-
Tips for becoming a good boxer - November 6, 2020
-
7 expert tips for making your hens night a memorable one - November 6, 2020
-
5 reasons to host your Christmas party on a cruise boat - November 6, 2020
-
What to do when you’re charged with a crime - November 6, 2020
-
Should you get one or multiple dogs? Here’s all you need to know - November 3, 2020
-
A Guide: How to Build Your Very Own Magic Mirror - February 14, 2019
-
Our Top Inspirational Baseball Stars - November 24, 2018
-
Five Tech Tools That Will Help You Turn Your Blog into a Business - November 24, 2018
-
How to Indulge on Vacation without Expanding Your Waist - November 9, 2018
-
5 Strategies for Businesses to Appeal to Today’s Increasingly Mobile-Crazed Customers - November 9, 2018
How Emily Blunt & John Krasinski’s Horror Movie Strengthened Their Relationship
Later, we see that their farmstead house and surroundings have been soundproofed as much as possible: painted markings on the wooden floors to show where it’s safe to step without creaking; paths through the fields and between house and barn marked out in sand to prevent crunching of leaves and twigs; a Monopoly board with felt playing pieces; dinner served on cloth, not on dishes that might clank.
Advertisement
We may well be entering a new era of the already-booming horror revival. Here’s why: Movies are fairly noisy. They stock up on some things, and as they go to leave, Beau (Cade Woodward), the youngest boy, grabs a toy off the shelf. A Quiet Place will have you encapsulated with the story, and cowering in fear, afraid to breath, and especially, even speak. A whisper out of place, a glass knocked to the ground, and it’s all over.

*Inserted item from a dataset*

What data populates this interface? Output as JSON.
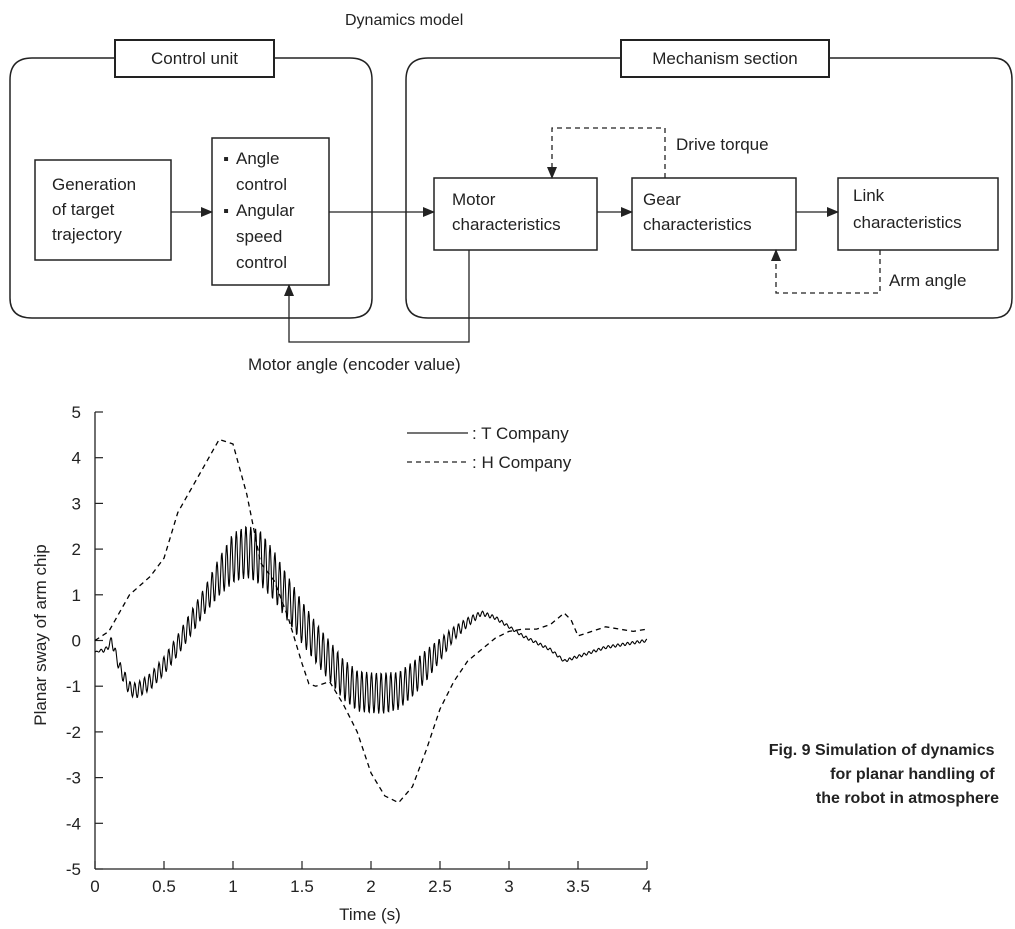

We’re about a year out from basically The End of The World and Earth (or, at least, most of North America) has been utterly laid to waste by rampaging monsters (apparently aliens though I don’t think implicitly referred to as such) who navigate entirely by ultra-acute sense of sound. This means they only attack when they can hear people, and so we delve into the survival of a particular family, consisting of Lee (John Krasinski), Evelyn (Emily Blunt) and their three children. Scavenging in an abandoned grocery store, communicating effectively and wordlessly. “The fact that in a genuine horror movie, the first big blockbuster in history, you have a scene that is one of the most attractive parenting moments in film…”
A Quiet Place transports you to this survivalist horrorscape with the most unlikely, relatable of survivors – a loving nuclear family just trying to make it through. A single clumsy moment could bring a awful death.
What’s abundantly clear is we’ve all been afraid of the creature from the “Alien” franchise for too long. “BLIND” one bullet point reads. Ah.
The film, as I said, relies heavily on the silence of theater since most of it is without dialogue. “3 CONFIRMED.” Thank you, John. Of course, Blunt has played a mother before, but a big difference between a film like Looper and A Quiet Place is that she became a real mother herself in 2014 (and then again in 2016), so she now has a well of authenticity to draw from in her performance.
Much in the same manner as Jordan Peele did at about this same time previous year with “Get Out”, Krasinski has done with “A Quiet Place”. The virtues and challenges of being a family, of protecting your own will resonate with everyone. Emily Blunt is in the lead role along with real-life spouse John Krasinski.
Emily Blunt as Evelyn Abbott and Millicent Simmonds as Regan Abbott in A Quiet Place.
John was also a part of the writing team of the film. There is simply not a wasted moment in this film. It’s a horror movie, a monster movie even, but like the 25-ft. shark off the waters of Martha’s Vineyard, the creatures are peripheral to the human story. Now, what can be more horrifying than a situation where you are forced to give birth at a place where making a little noise can take your life. The film’s nail-biting tension makes for pleasing genre thrills and a conduit for parental anxiety. And in the proximity of the film’s overbearing sound design, in cahoots with composer Marco Beltrami’s “Sicario”-like chords of doom and relentless jump-scare cues, Krasinksi’s $17 million dollar film delivers a lot of the usual commercial zaps that may well secure him a financial success”.
Advertisement
While not as fearless an experiment in “silent” filmmaking as some are making it out to be, A Quiet Place is a seriously well put together story by a filmmaker who’s clearly done his homework, and delivered his first confirmed hit.